To give Apple a bit of credit, the iPhone 12 will come with a USB-C cable, so all the consumer needs is the wall adapter, and even then, it doesn’t have to be official spec.

Personally, I made the switch from iPhone to Samsung last Christmas, and whilst the adjustment from OS to Android took a bit of getting used too, there is nothing from today’s Apple event that makes me think I need to switch back.

Indeed, there is nothing about the iPhone 12 that really sticks out above its predecessors, and certainly nothing that makes me second-guess my well loved S10.

Here’s the thing. For me at least, the iPhone 12 is just more of the same with a slight improvement to the camera and an increased operating speed thanks to that sexy A14 Bionic chip. That might be a somewhat dull assessment, but to the average consumer like myself, that’s simply how these Apple events have come to be.

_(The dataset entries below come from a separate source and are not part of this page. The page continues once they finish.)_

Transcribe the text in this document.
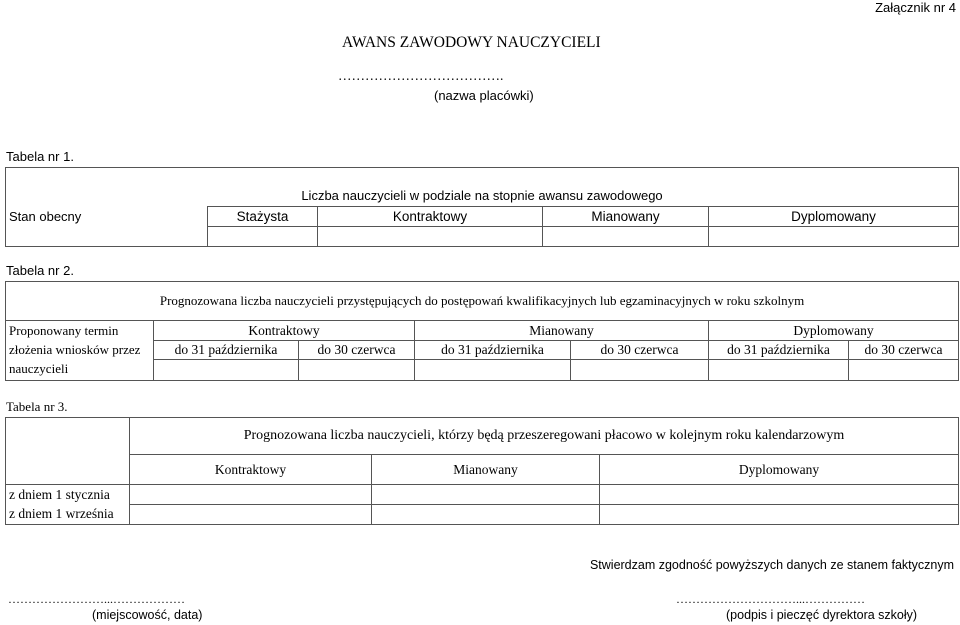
Załącznik nr 4
AWANS ZAWODOWY NAUCZYCIELI
……………………………….
(nazwa placówki)
Tabela nr 1.
Liczba nauczycieli w podziale na stopnie awansu zawodowego				
Stan obecny	Stażysta	Kontraktowy	Mianowany	Dyplomowany

Tabela nr 2.
Prognozowana liczba nauczycieli przystępujących do postępowań kwalifikacyjnych lub egzaminacyjnych w roku szkolnym						
Proponowany termin złożenia wniosków przez nauczycieli	Kontraktowy		Mianowany		Dyplomowany	
	do 31 października	do 30 czerwca	do 31 października	do 30 czerwca	do 31 października	do 30 czerwca

Tabela nr 3.
	Prognozowana liczba nauczycieli, którzy będą przeszeregowani płacowo w kolejnym roku kalendarzowym		
	Kontraktowy	Mianowany	Dyplomowany
z dniem 1 stycznia			
z dniem 1 września			
Stwierdzam zgodność powyższych danych ze stanem faktycznym
……………………...………………
(miejscowość, data)
…………………………...……………
(podpis i pieczęć dyrektora szkoły)
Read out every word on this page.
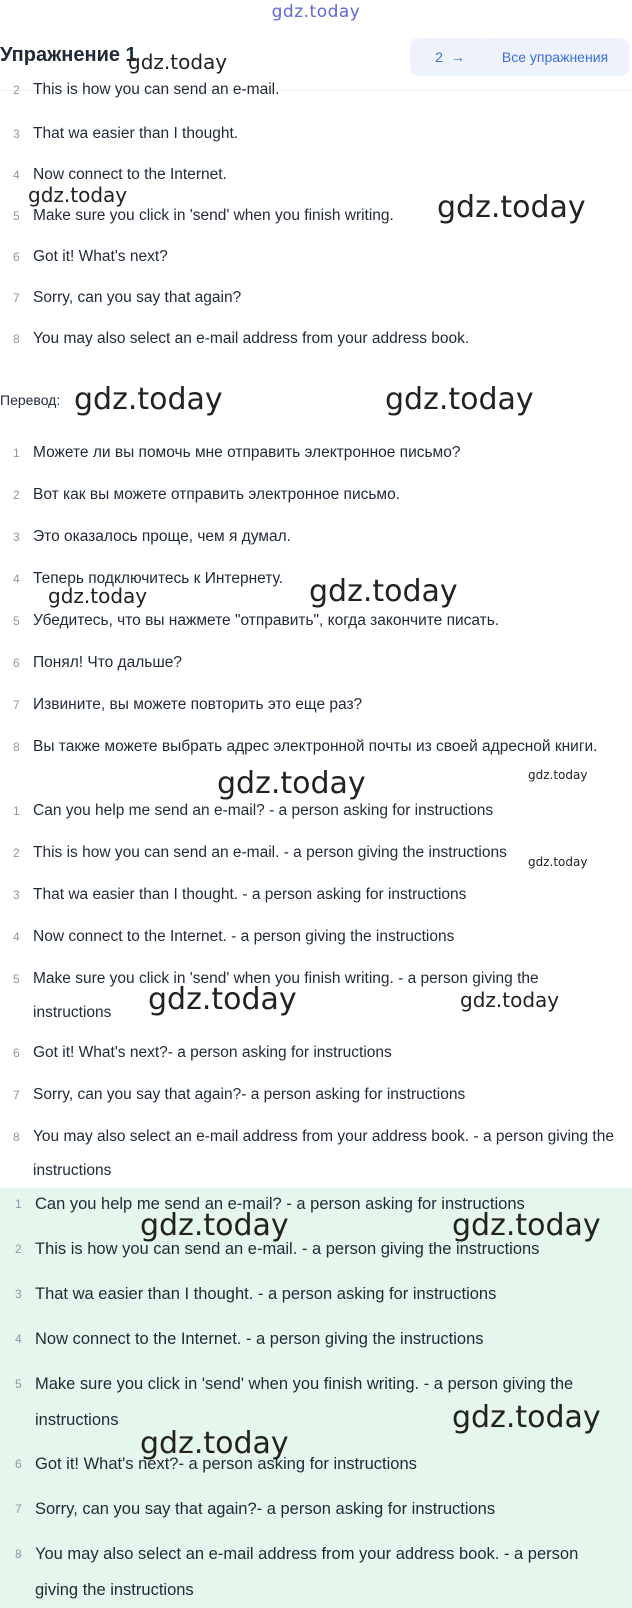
gdz.today
Упражнение 1	2 →	Все упражнения
2 This is how you can send an e-mail.
3 That wa easier than I thought.
4 Now connect to the Internet.
5 Make sure you click in 'send' when you finish writing.
6 Got it! What's next?
7 Sorry, can you say that again?
8 You may also select an e-mail address from your address book.
Перевод:
1 Можете ли вы помочь мне отправить электронное письмо?
2 Вот как вы можете отправить электронное письмо.
3 Это оказалось проще, чем я думал.
4 Теперь подключитесь к Интернету.
5 Убедитесь, что вы нажмете "отправить", когда закончите писать.
6 Понял! Что дальше?
7 Извините, вы можете повторить это еще раз?
8 Вы также можете выбрать адрес электронной почты из своей адресной книги.
1 Can you help me send an e-mail? - a person asking for instructions
2 This is how you can send an e-mail. - a person giving the instructions
3 That wa easier than I thought. - a person asking for instructions
4 Now connect to the Internet. - a person giving the instructions
5 Make sure you click in 'send' when you finish writing. - a person giving the instructions
6 Got it! What's next?- a person asking for instructions
7 Sorry, can you say that again?- a person asking for instructions
8 You may also select an e-mail address from your address book. - a person giving the instructions
1 Can you help me send an e-mail? - a person asking for instructions
2 This is how you can send an e-mail. - a person giving the instructions
3 That wa easier than I thought. - a person asking for instructions
4 Now connect to the Internet. - a person giving the instructions
5 Make sure you click in 'send' when you finish writing. - a person giving the instructions
6 Got it! What's next?- a person asking for instructions
7 Sorry, can you say that again?- a person asking for instructions
8 You may also select an e-mail address from your address book. - a person giving the instructions
gdz.today
gdz.today	gdz.today
gdz.today	gdz.today
gdz.today	gdz.today
gdz.today	gdz.today
gdz.today
gdz.today	gdz.today
gdz.today	gdz.today
gdz.today
gdz.today
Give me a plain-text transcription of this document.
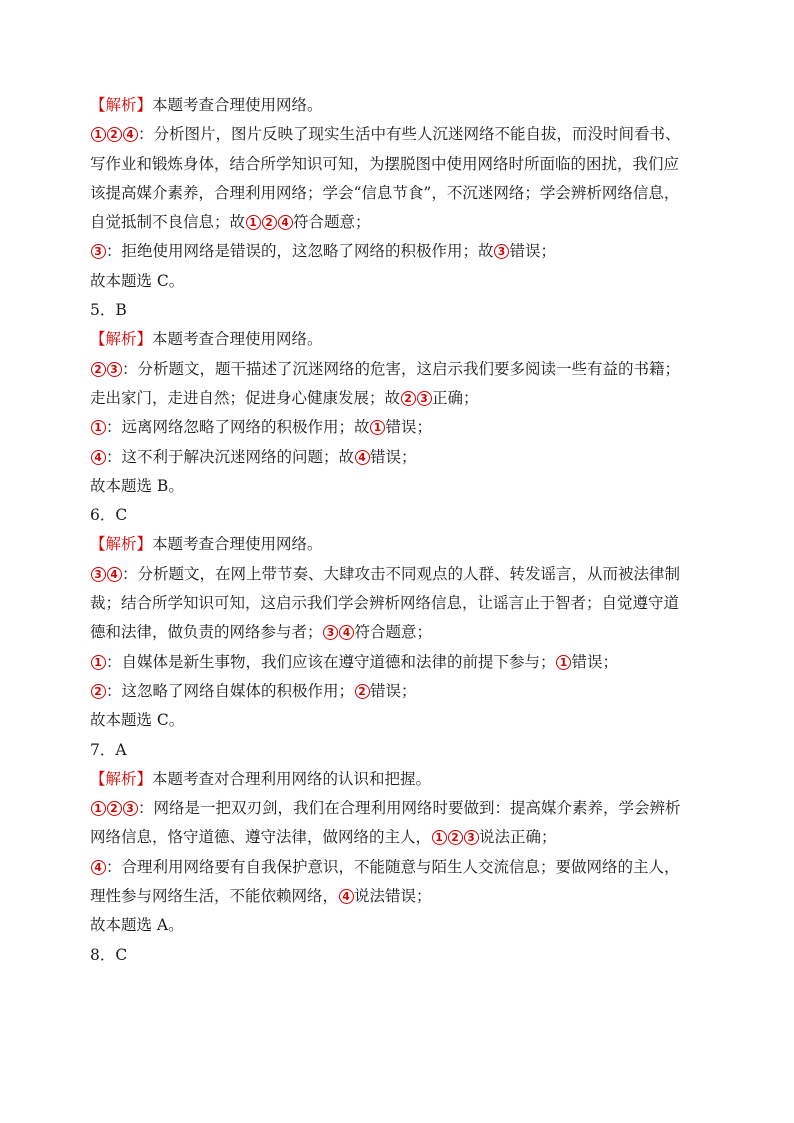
【解析】本题考查合理使用网络。
1 2 4 ：分析图片，图片反映了现实生活中有些人沉迷网络不能自拔，而没时间看书、
写作业和锻炼身体，结合所学知识可知，为摆脱图中使用网络时所面临的困扰，我们应
该提高媒介素养，合理利用网络；学会“信息节食”，不沉迷网络；学会辨析网络信息，
自觉抵制不良信息；故 1 2 4 符合题意；
3 ：拒绝使用网络是错误的，这忽略了网络的积极作用；故 3 错误；
故本题选 C。
5．B
【解析】本题考查合理使用网络。
2 3 ：分析题文，题干描述了沉迷网络的危害，这启示我们要多阅读一些有益的书籍；
走出家门，走进自然；促进身心健康发展；故 2 3 正确；
1 ：远离网络忽略了网络的积极作用；故 1 错误；
4 ：这不利于解决沉迷网络的问题；故 4 错误；
故本题选 B。
6．C
【解析】本题考查合理使用网络。
3 4 ：分析题文，在网上带节奏、大肆攻击不同观点的人群、转发谣言，从而被法律制
裁；结合所学知识可知，这启示我们学会辨析网络信息，让谣言止于智者；自觉遵守道
德和法律，做负责的网络参与者； 3 4 符合题意；
1 ：自媒体是新生事物，我们应该在遵守道德和法律的前提下参与； 1 错误；
2 ：这忽略了网络自媒体的积极作用； 2 错误；
故本题选 C。
7．A
【解析】本题考查对合理利用网络的认识和把握。
1 2 3 ：网络是一把双刃剑，我们在合理利用网络时要做到：提高媒介素养，学会辨析
网络信息，恪守道德、遵守法律，做网络的主人， 1 2 3 说法正确；
4 ：合理利用网络要有自我保护意识，不能随意与陌生人交流信息；要做网络的主人，
理性参与网络生活，不能依赖网络， 4 说法错误；
故本题选 A。
8．C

Apple events are flashy, focused, and extremely impactful marketing tools that those firmly aboard the iPhone fandom train will tune into each year. To the general consumer though, they are typically events that end with the same question, a question that starts and ends with to second guess the cost of the device in question.

And honestly, call me a bit “behind the times”, but how much better are we really expecting our smartphone cameras to get at this point? Is the camera really worth shelling out over a grand for? If that’s your market, go and spend the money on a good quality DLSR.

Priced firmly in the premium market at $1350 for its ‘cheaper’ mini version, the iPhone 12 is a hard sell given the current financial outlook for many after a year of uncertainty and job losses on mass thanks to COVID-19.

To those who can afford it, and especially those already in the Apple echo system who are looking for an upgrade, an iPhone 12 purchase makes a bit more sense.

But for the average user, and especially an Android native considering making the jump to Apple’s latest offering, the iPhone 12’s wildly overpriced $1350 just to get in the door should make for harrowing reading.